Sezen Aksu, yazdığı “Kibir” adlı şarkıda şunları söylüyor; “İnsan
tuhaf, ne hoyrat. Ne şaheser ve nasıl ilkel hayret.” Tamamen insanın
ikiyüzlülüğünü, bir anda muhteşem bir varlıkken nasıl ilkel bir canlıya
dönüşebildiğini gösteren bir cümle. Neticede insanın kendisi de bunu her gün
kanıtlıyor.
İnsan ikiyüzlü bir yaratık deyince, “Nereden ikiyüzlü, ne
alakası var?! Sen de insan değil misin? Neyin ikiyüzlülüğü?” gibi sorular
gelebilir akla. Ama bana göre son derece mantıklı bir tanım bu.
Bir kere insan doyumsuz; doğası gereği hep aç. Hep daha
fazlasını isteyen bir varlık. Siz hiç, “Bu kadarı yeter bana, dahasını
almayayım,” diyen insan gördünüz mü? Yok değil, var; ancak yetinemeyenlere
oranla sayıları hayli düşük. Bir şey elde ediyoruz, ya sonrası diye düşünmeden
edemiyoruz, önce elimizdekinin kıymetini bilmiyoruz, sonra ne olur ne olmaz
diye düşünene kadar elimizdekinden de olduğumuzda kaybettiğimiz şey kıymetli
oluyor. Yani insan ikiyüzlü.
Başka açılardan da ikiyüzlü insan; dün “ak” dediğine bugün “kara”
diyebilen bir yaratık. Ancak yaşamın, hayatın gerçek anlamını, manasını
çözebilmiş insanlar ezelden beri “ak” ya da “kara” diyor, onun dışında
savunduğumuz değerin anlamı bile günden güne değişebiliyorken hangimiz “ak”
olana bağlı kalabiliyoruz?
Hayatın anlamını, varoluşu, yaşamı çözemediğimiz müddetçe,
insan ikiyüzlü olmaya devam edecek, reddettiğini kabul edecek (ya da kabul
ettiğini sanacak), kendi içindeki kişisel çatışmasını dışarı yansıtmayıp içinde
hoş, dışında boş olmayı, ya da tam tersini, sürdürecek.
Peki niye “yaratık”? Yaratık, “yaratılmış” anlamına gelen
canlı türü. İnsan esasında düşünebilen, karar verebilen, buna göre hareket
edebilen bir canlı; fakat gelin görün ki “alışılmadık canlıları tanımlamaya
yarayan kelime” olan yaratığa ne kadar da benziyor... Hangimiz birbirimize,
insana alışabildik ki kendimizi insan olarak nitelendirebileceğiz?
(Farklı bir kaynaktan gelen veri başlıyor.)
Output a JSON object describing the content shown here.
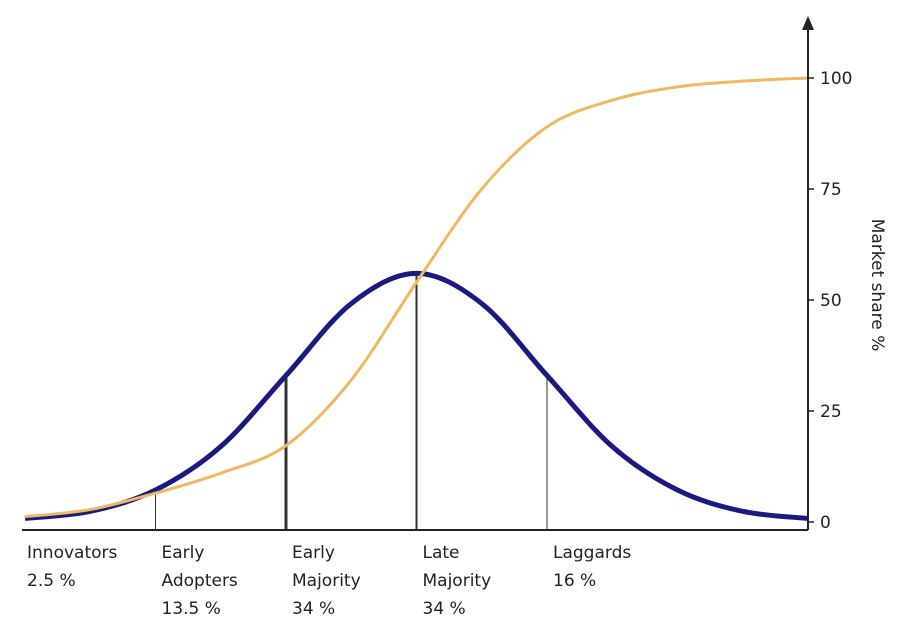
{
  "chart_data": {
    "type": "line",
    "title": "",
    "xlabel": "",
    "ylabel": "Market share %",
    "ylim": [
      0,
      100
    ],
    "y_ticks": [
      "0",
      "25",
      "50",
      "75",
      "100"
    ],
    "y_tick_values": [
      0,
      25,
      50,
      75,
      100
    ],
    "grid": false,
    "legend": "none",
    "colors": {
      "adoption_curve": "#1a1a80",
      "market_share_curve": "#f0b860",
      "axis": "#222222",
      "divider": "#333333"
    },
    "segments": [
      {
        "label": "Innovators",
        "percent": "2.5 %"
      },
      {
        "label": "Early Adopters",
        "percent": "13.5 %"
      },
      {
        "label": "Early Majority",
        "percent": "34 %"
      },
      {
        "label": "Late Majority",
        "percent": "34 %"
      },
      {
        "label": "Laggards",
        "percent": "16 %"
      }
    ],
    "series": [
      {
        "x_sigma": [
          -3.0,
          -2.5,
          -2.0,
          -1.5,
          -1.0,
          -0.5,
          0.0,
          0.5,
          1.0,
          1.5,
          2.0,
          2.5,
          3.0
        ],
        "values": [
          0.8,
          2.4,
          7.2,
          17.0,
          33.0,
          49.2,
          56.0,
          49.2,
          33.0,
          17.0,
          7.2,
          2.4,
          0.8
        ]
      },
      {
        "x_sigma": [
          -3.0,
          -2.5,
          -2.0,
          -1.5,
          -1.0,
          -0.5,
          0.0,
          0.5,
          1.0,
          1.5,
          2.0,
          2.5,
          3.0
        ],
        "values": [
          1.2,
          2.8,
          6.5,
          11.0,
          17.2,
          32.0,
          54.0,
          75.0,
          89.0,
          95.0,
          98.0,
          99.3,
          100.0
        ]
      }
    ],
    "dividers_sigma": [
      -2.0,
      -1.0,
      0.0,
      1.0
    ]
  }
}
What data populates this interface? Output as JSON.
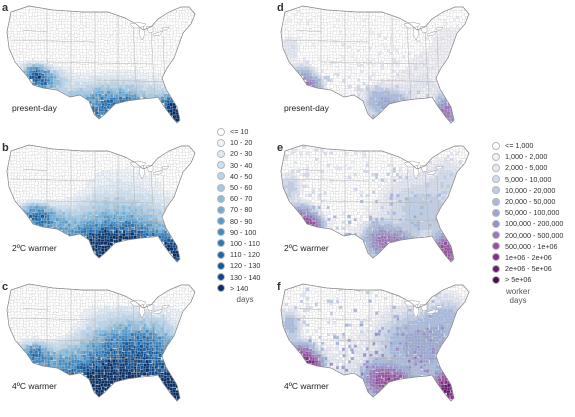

- Merhaba, ismim Can. Sizinki ne?
- Mustafa.
- Tanıştığımıza memnun oldum.
- Hmmm... Kimlerdensin sen?
- Hasımoğullarından.
- De get! Sevmem ben onları!
- Ama niye-
- Git dedim! Anlaşamayız biz seninle.
- Ama iktidar da şimdi çok şöyle böyle, hayat kaidesi,
değişen dünya düzeni filan...
- Hele öyle desene yeğenim, gel otur bir çayımı iç.
- Ama demin anlaşamıyorduk, yükselenlerimiz de tutmuyor, ne
oldu?
- Hayat işte öyle vapur, martılar vb...
İkiyüzlüyü, yalancı veya dönek olarak adlandırmak, bir insan
için, genel anlamda çok da doğru değil. Daha çok bugün dediği yarını tutmayan
olarak tanımlayabiliriz bu kelimeyi. Bunu düzeltebilmemizin veya
değiştirebilmemizin ise mümkünâtı yok, çünkü yaradılış bu, yaratığın, insanın
kendisi bu; bir yandan şaheser, öteki yandan sıradan ve ilkel olacak ki hayatta
kalasın, kendi kimliğini oluştursun, ikiyüzlü kimliğini; hem kendisi, hem kendisi olmayan. İnsan kendini tanıdığı,
anlamlandırabildiği müddetçe bu ikiyüzlülüğü dengede tutabilmeyi beceriyor, o
kadar.
İnsan mevsimler gibi bir gün güneş açarken öteki gün parçalı
bulutlu, bir sonraki gün hafif soğuk olup onu takip eden gün bahar havası
yaşarken ikiyüzlülüğünü de koruyor. On dakika önce beğendiğimiz bir şeyden bile
sıkılabiliyor, ruh halimiz değişebiliyorsa, ikiyüzlüyüz demektir.
Hangimiz o kadar açık yürekli, o kadar sözünün eri insanlarız?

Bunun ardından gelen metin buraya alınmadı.